Chairman of the Nigeria Electricity Regulatory Council (NERC), Dr. Sam Amadi, has disclosed that many of the preferred bidders for the various facilities of the Power Holding of Nigeria (PHCN) have begun payment for their respective financial bids.
Also, Amadi hinted that some South Korean conglomerates have signified their intentions to invest in the country's power sector, saying a sum of $30billion is expected to be brought into the sector with a view to generating over 10,000 megawatts into the national grid.
Speaking at an award ceremony organised by a non-governmental organiaation, Light Up Nigeria, in Lagos recently, Amadi said most of the successful bidders had paid at least half of the bid price. According to him, the new owners of PHCN that bought infrastructure in the generation and transmission chains have been striving to meet up with terms of the sales agreement.
"Everything is moving on well with the power sector reforms. I am happy to inform you that most of the preferred bidders who won most of the companies that were recently sold out have started paying up. Many of them have paid up to 50 per cent of the sum contained in their bid," Amadi told the audience.
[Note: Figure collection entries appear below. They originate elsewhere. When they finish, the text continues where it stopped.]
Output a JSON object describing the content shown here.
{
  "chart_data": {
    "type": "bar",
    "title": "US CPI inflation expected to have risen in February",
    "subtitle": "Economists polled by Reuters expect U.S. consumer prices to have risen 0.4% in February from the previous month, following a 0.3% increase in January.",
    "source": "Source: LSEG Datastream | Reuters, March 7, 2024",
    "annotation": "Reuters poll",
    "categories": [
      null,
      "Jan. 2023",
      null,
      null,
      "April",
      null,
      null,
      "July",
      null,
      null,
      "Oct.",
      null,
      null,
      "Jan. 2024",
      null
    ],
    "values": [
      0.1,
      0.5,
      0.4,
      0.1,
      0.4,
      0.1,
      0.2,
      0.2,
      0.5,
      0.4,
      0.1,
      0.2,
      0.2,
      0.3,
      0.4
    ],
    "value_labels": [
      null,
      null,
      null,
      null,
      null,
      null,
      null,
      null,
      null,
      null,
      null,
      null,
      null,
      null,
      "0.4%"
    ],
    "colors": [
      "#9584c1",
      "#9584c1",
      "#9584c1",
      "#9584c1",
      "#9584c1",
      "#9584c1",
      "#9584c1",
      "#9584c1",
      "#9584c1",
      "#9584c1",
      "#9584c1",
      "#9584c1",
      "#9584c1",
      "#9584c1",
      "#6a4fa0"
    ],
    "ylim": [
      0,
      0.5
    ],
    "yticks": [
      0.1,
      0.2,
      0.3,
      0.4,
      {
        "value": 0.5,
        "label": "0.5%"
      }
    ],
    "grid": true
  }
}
Amadi further expressed optimism that the country was on its way to attaining self-sufficiency in electricity supply by the year 2017 owing to the quantum of the expected investment inflow into the country due to the liberalisation of the sector.
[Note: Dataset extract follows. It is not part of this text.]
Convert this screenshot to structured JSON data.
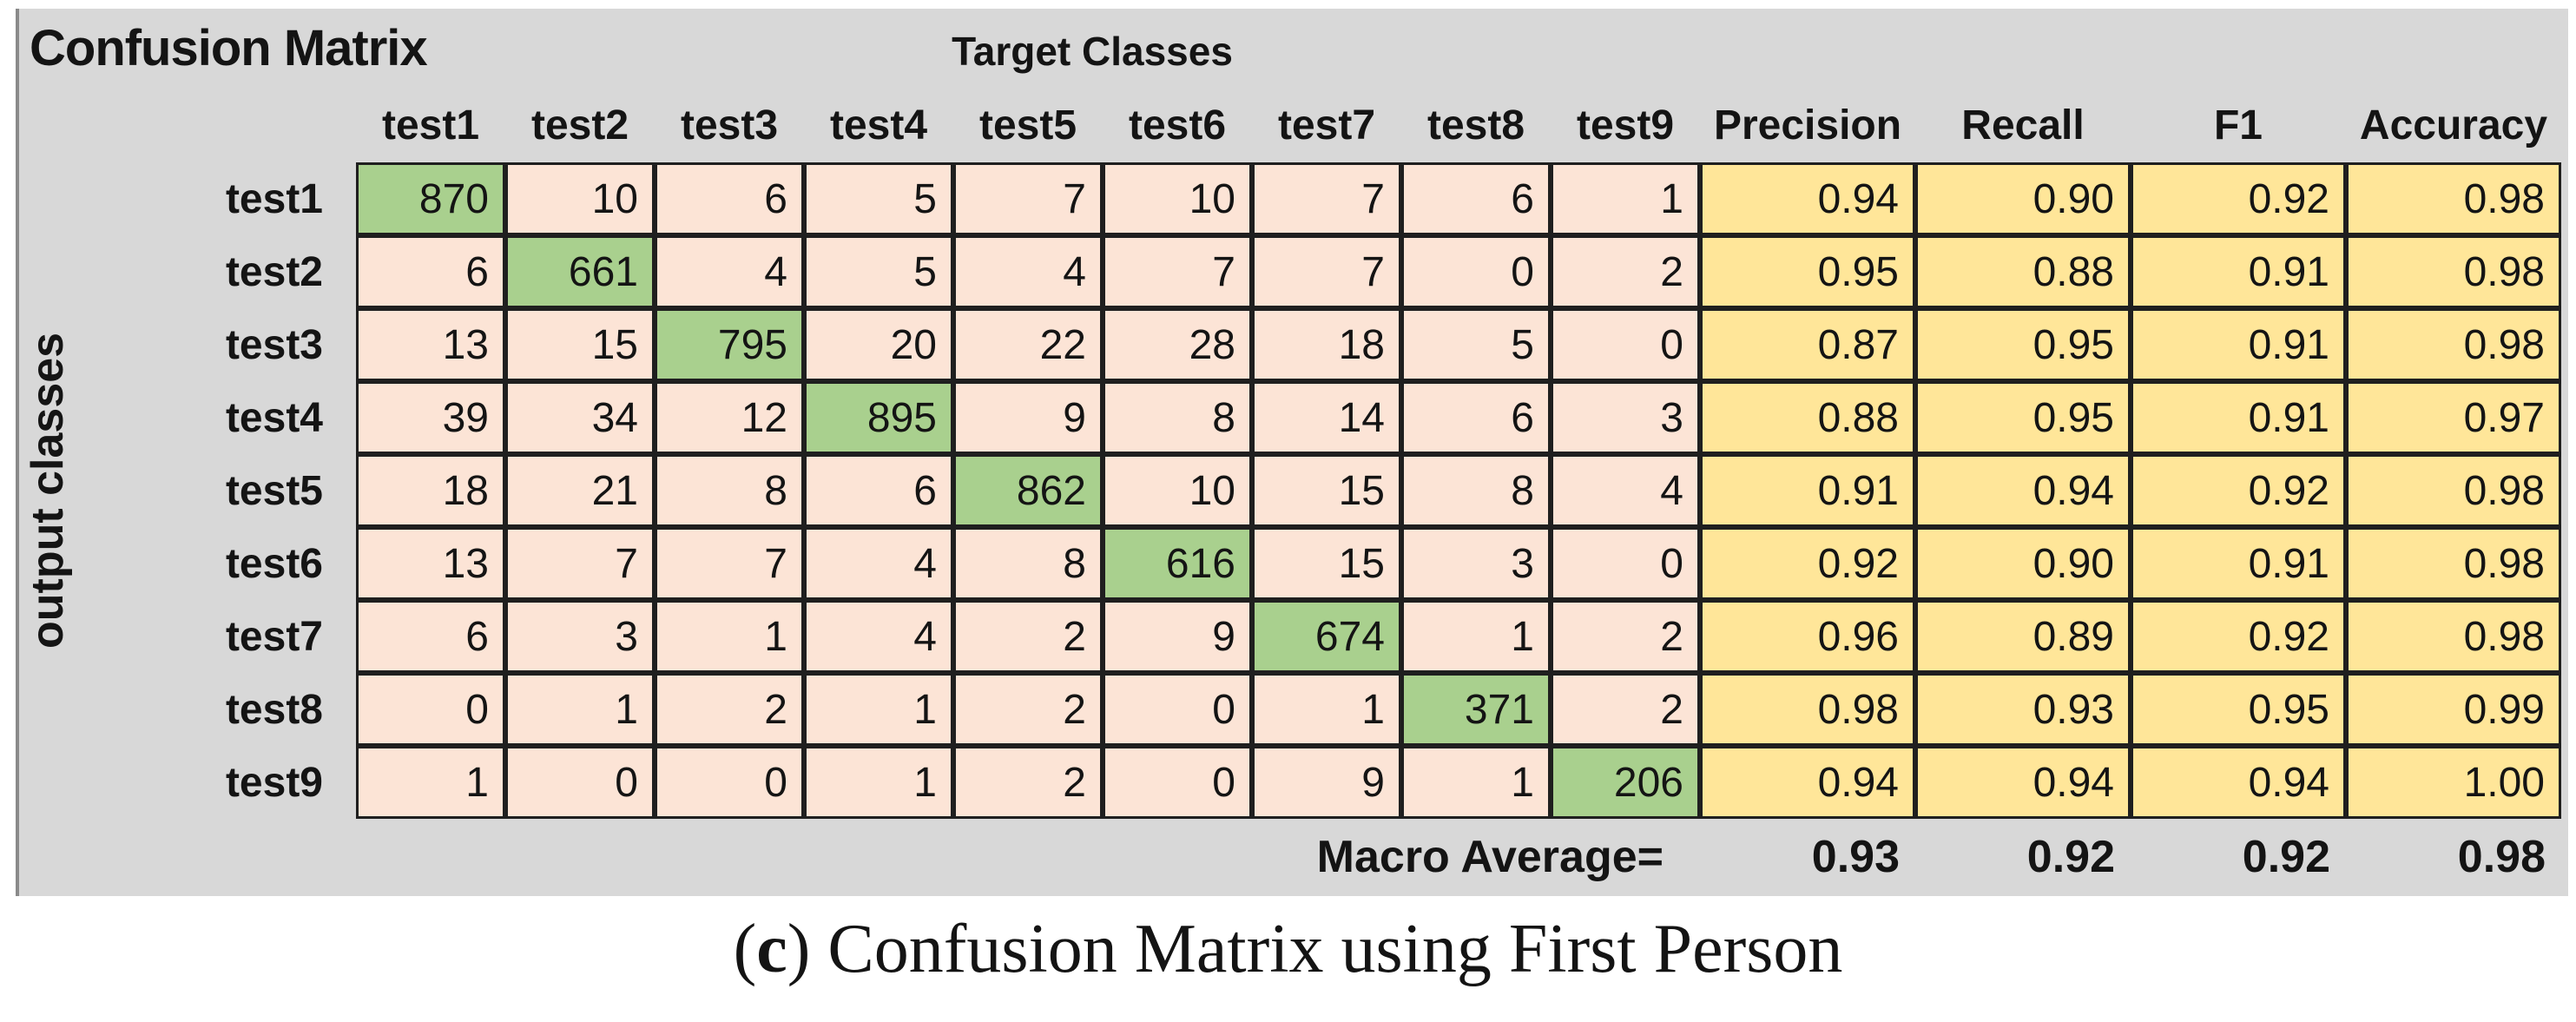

"The good news is that we are on reforms that will ensure steady power supply. If the reforms go as planned, the nation could achieve a hub by 2017," he said, maintaining that the country needed private partnership for steady supply.
On the envisaged investment flow from South Korea, Amadi said, "We are happy that the current economic reforms are bearing fruits. Nigeria has become very attractive to international businessmen who have indicated their willingness to invest heavily in the power sector. I am happy to tell you all that a conglomerate from South Korea is bringing the sum of $30 billion into the sector."